Day 1 plenaries continued the themes from the opening ceremony with great presentations on the epidemiology of the HIV pandemic from Steffanie Strathdee. Alex Coutinho presented data on Universal Access, the stage beyond the 90:90:90 target set by WHO. Some countries in Africa appear to be close to passing these benchmarks include Rwanda and Swaziland. There were few dry eyes at the conference as Edwin Cameron, a South African judge described his life living openly as a HIV positive gay man since 1986. He introduced his godson who has been living with HIV since his birth 22 years.
A Clinical highlight of the morning was the PrEP:New Drugs session. Robert Grant (TUAC01) reviewed the risk of drug resistance versus the benefit of HIV prevention across 6 randomized clinical trials and one demonstration project. This study was of great interest to those doctors involved in PrEP studies in Australia so the take home messages are:
1) FTC resistance occurred in 10 who received FTC/TDF PrEP, including 33% (5/15) with acute infection when starting PrEP, and in 3% (5/157) with established infection. 98 infections were prevented giving 10 (98/10) infections prevented for every FTC resistant infection.

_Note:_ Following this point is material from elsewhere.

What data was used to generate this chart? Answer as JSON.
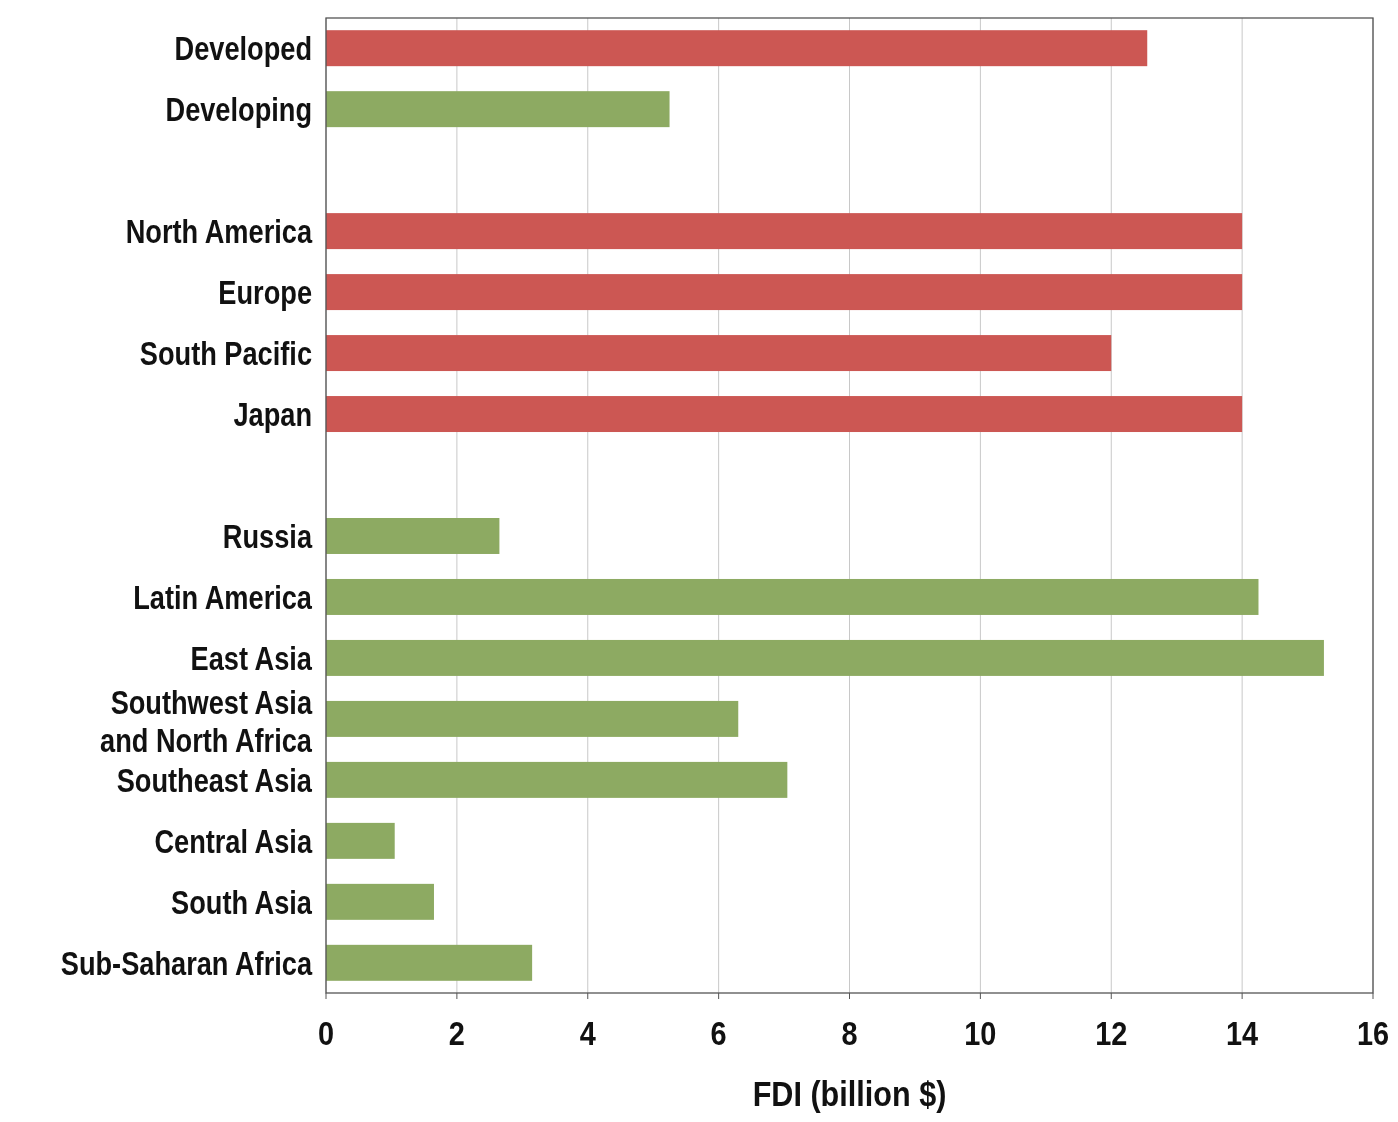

2) Tenofovir resistance occurred in 1 who received TDF PrEP, including 10% (1/10) with acute infection when starting PrEP, and none (of 90) with established infection. 53 infections were prevented by TDF PrEP giving 1 (53/1) infection prevented for every tenofovir resistant infection
3) A screen for acute viral symptoms in PrEP assessments led to deferral of PrEP among 30 of 1603 (1.9%) of whom 2 (6.7%) were found to have acute HIV. No acute infections were missed using this screen.
At the Late Breaker session K Rawlings presented data on the uptake of PrEP in the USA with almost 80 000 people started PrEP in the USA to end of 2915, 76% are men. No data was available on longer term use of PrEP.
The highlight of the ‘Cancer and HIV’ program was a presentation by Andrew Grulich from Kirby Anal cancer in people with HIV (TUSY0803).
To summarise. Historically anal cancer is the third most common cancer in HIV +ve males after KS and lymphoma. In heterosexual males it is 10 x more common, in gay males it is 50 X more common than the general population with an incidence of up to 100 / 100 000. Following ART and CD4 recovery there has been a rapid decline in KS and lymphoma but only a slight decline in anal cancer incidence which remains high even with normal CD4.
In terms of primary prevention HPV vaccination results in a 75% reduction in high grade disease in young gay men but preliminary data did not show that it was effective in males older than 26 although further studies are needed.
In terms of secondary prevention – screening and treatment is complicated by the 75% prevalence of high risk virus with 30 – 40% high grade disease but there appears to be less progression to cancer compared with cervical disease. Treatment pathways are currently uncertain. In comparison to colposcopy anosocpy requires much more training.
In terms of tertiary prevention detection of anal cancer remains controversial with some recommendations to perform annual PR examinations
In the epidemiology session Alison Rodger presented results from the PARTNER (TUAC0206). This prospective, observational study enrolled 1166 HIV sero-discordant couples who reported condomless sex and HIV-1 RNA load suppressed to less than 200 copies/mL. 1166 enrolled couples, 548 heterosexual and 340 MSM provided had a median follow-up of 1.3 years. No HIV transmissions occurred within the studied couples. 11 infections occurred from ‘unlinked’ partners. This gave rate of within-couple HIV transmission of zero with upper 95% confidence limit of 0.30/100 couple-years, and for condomless anal sex 95% CI of 0.71 per 100 couple-years of follow-up. These results are very encouraging in terms of the tremendous value of treatment as prevention.